Thursday, January 08, 2009

Killing Myself

I WANNA KILL MYSELF!!

Freakin pissed with myself...

Spent the whole afternoon checkin flight schedules... calling and smsing crew about changing flights to attend class on 22 jan n 29 jan...

what lau lor.. turns out i 22 jan no class and i gan cheong over it for nothing... double stressed up!!

Anyway... all paid off!! manage to find a suitable change for the 2 days... and since i worked my ass off to get the 22 jan change, i might as well juz use it!! what the hell... a short KUL flight before vac off instead of a long shenzhen seems attractive...

Juz wanna be funny... representing my weddin pic... LOLZ....

Wednesday, January 07, 2009

Kids And Their Wits

Juz some funny jokes my fren email me... find it pretty amusing...

kids say the darnest things...

TEACHER: Maria, go to the map and find North America ..
MARIA: Here it is.
TEACHER: Correct.

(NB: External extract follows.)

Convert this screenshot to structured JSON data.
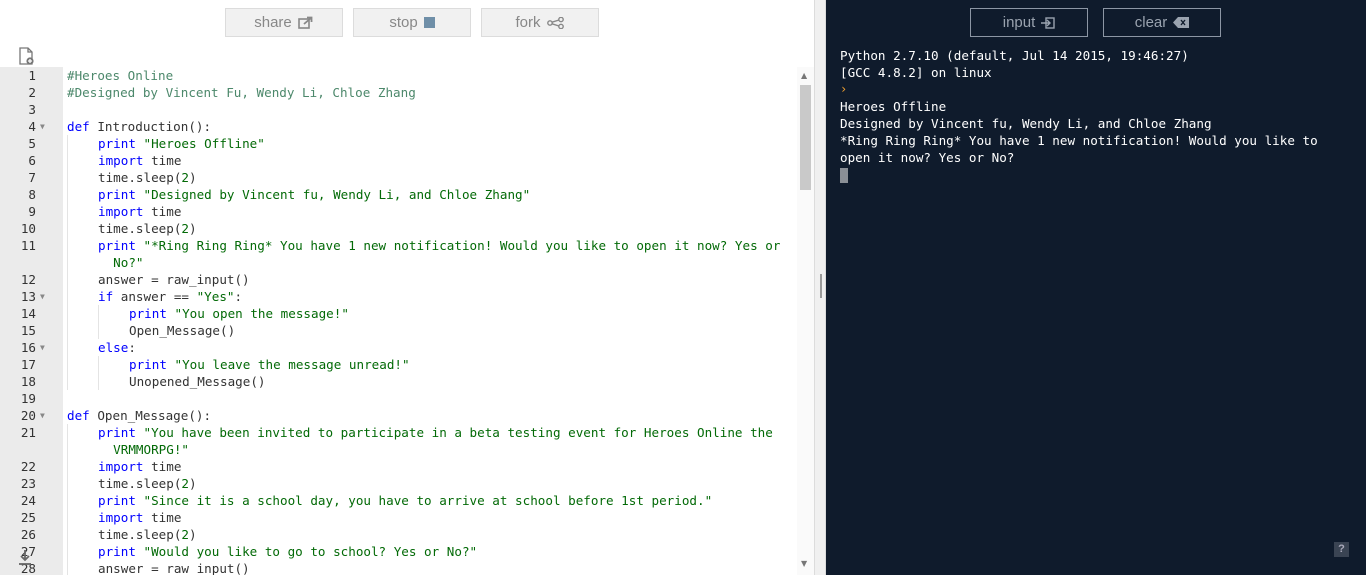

Now class, who discovered America ?
CLASS: Maria.


TEACHER: John, why are you doing your math multiplication on the floor?
JOHN: You told me to do it without using tables.

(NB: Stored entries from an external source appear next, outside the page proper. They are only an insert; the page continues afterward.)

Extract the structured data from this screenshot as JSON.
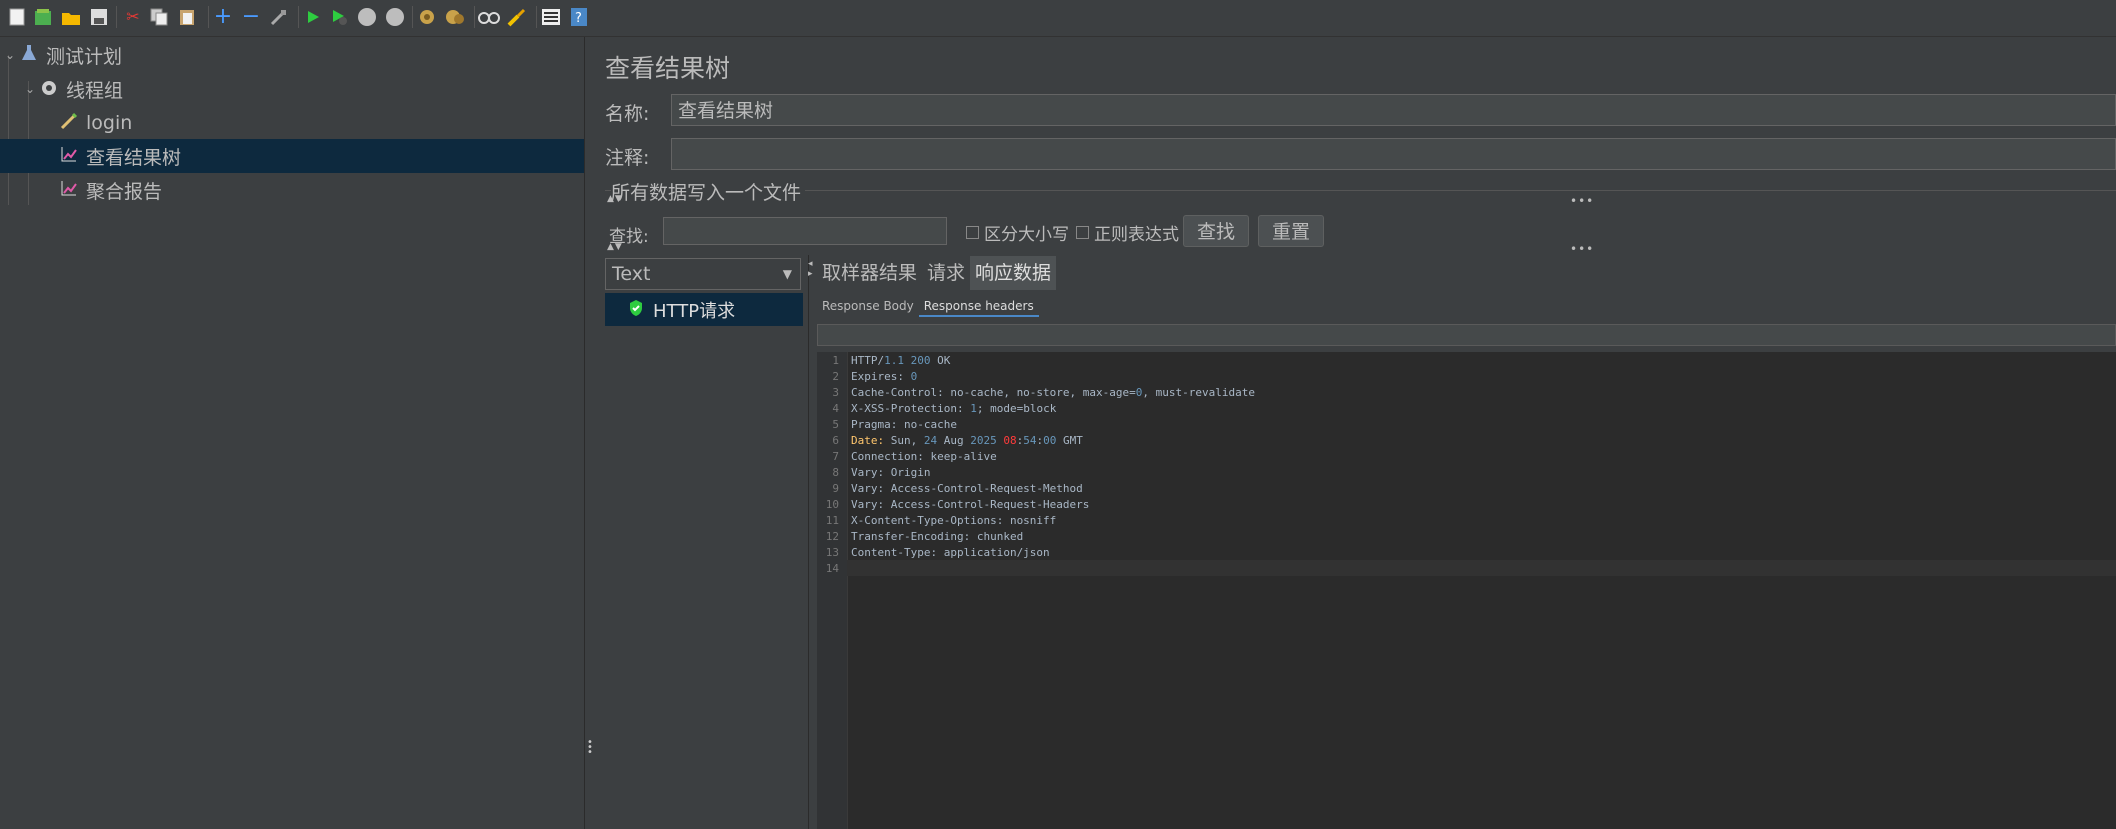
{
  "toolbar": {
    "icons": [
      "new-icon",
      "templates-icon",
      "open-icon",
      "save-icon",
      "cut-icon",
      "copy-icon",
      "paste-icon",
      "expand-icon",
      "collapse-icon",
      "toggle-icon",
      "start-icon",
      "start-no-pause-icon",
      "stop-icon",
      "shutdown-icon",
      "clear-icon",
      "clear-all-icon",
      "search-icon",
      "reset-search-icon",
      "function-helper-icon",
      "help-icon"
    ]
  },
  "tree": {
    "items": [
      {
        "label": "测试计划",
        "icon": "test-plan-icon",
        "level": 0,
        "expanded": true
      },
      {
        "label": "线程组",
        "icon": "thread-group-icon",
        "level": 1,
        "expanded": true
      },
      {
        "label": "login",
        "icon": "sampler-icon",
        "level": 2
      },
      {
        "label": "查看结果树",
        "icon": "listener-icon",
        "level": 2,
        "selected": true
      },
      {
        "label": "聚合报告",
        "icon": "listener-icon",
        "level": 2
      }
    ]
  },
  "panel": {
    "title": "查看结果树",
    "name_label": "名称:",
    "name_value": "查看结果树",
    "comment_label": "注释:",
    "comment_value": "",
    "file_group_label": "所有数据写入一个文件",
    "search_label": "查找:",
    "search_value": "",
    "case_sensitive_label": "区分大小写",
    "regex_label": "正则表达式",
    "find_button": "查找",
    "reset_button": "重置",
    "renderer": "Text",
    "results": [
      {
        "label": "HTTP请求",
        "status": "success"
      }
    ],
    "tabs": [
      "取样器结果",
      "请求",
      "响应数据"
    ],
    "active_tab": "响应数据",
    "subtabs": [
      "Response Body",
      "Response headers"
    ],
    "active_subtab": "Response headers"
  },
  "response_headers": [
    "HTTP/1.1 200 OK",
    "Expires: 0",
    "Cache-Control: no-cache, no-store, max-age=0, must-revalidate",
    "X-XSS-Protection: 1; mode=block",
    "Pragma: no-cache",
    "Date: Sun, 24 Aug 2025 08:54:00 GMT",
    "Connection: keep-alive",
    "Vary: Origin",
    "Vary: Access-Control-Request-Method",
    "Vary: Access-Control-Request-Headers",
    "X-Content-Type-Options: nosniff",
    "Transfer-Encoding: chunked",
    "Content-Type: application/json",
    ""
  ]
}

TEACHER: Glenn, how do you spell 'crocodile?'
GLENN: K-R-O-K-O-D-I-A-L'
TEACHER: No, that's wrong
GLENN: Maybe it is wrong, but you asked me how I spell it.


TEACHER: Donald, what is the chemical formula for water?
DONALD: H I J K L M N O.
TEACHER: What are you talking about?
DONALD: Yesterday you said it's H to O.


TEACHER: Glen, why do you always get so dirty?
GLEN: Well, I'm a lot closer to the ground than you are.


TEACHER: Winnie, name one important thing we have today that we didn't have ten years ago.
WINNIE: Me!


TEACHER: Millie, give me a sentence starting with 'I.'
MILLIE: I is..
TEACHER: No, Millie..... Always say, 'I am.'
MILLIE: All right..... 'I am the ninth letter of the alphabet.'


TEACHER: George Washington not only chopped down his father's cherry tree, but also admitted it. Now, Louie, do you know why his father didn't punish him?
LOUIS: Because George still had the axe in his hand.


TEACHER: Clyde , your composition on 'My Dog' is exactly the same as your brother's. Did you copy his?
CLYDE : No, sir. It's the same dog.


TEACHER: Now, Simon, tell me frankly, do you say prayers before eating?
SIMON: No sir, I don't have to, my Mom is a good cook.


TEACHER: Harold, what do you call a person who keeps on talking when people are no longer interested?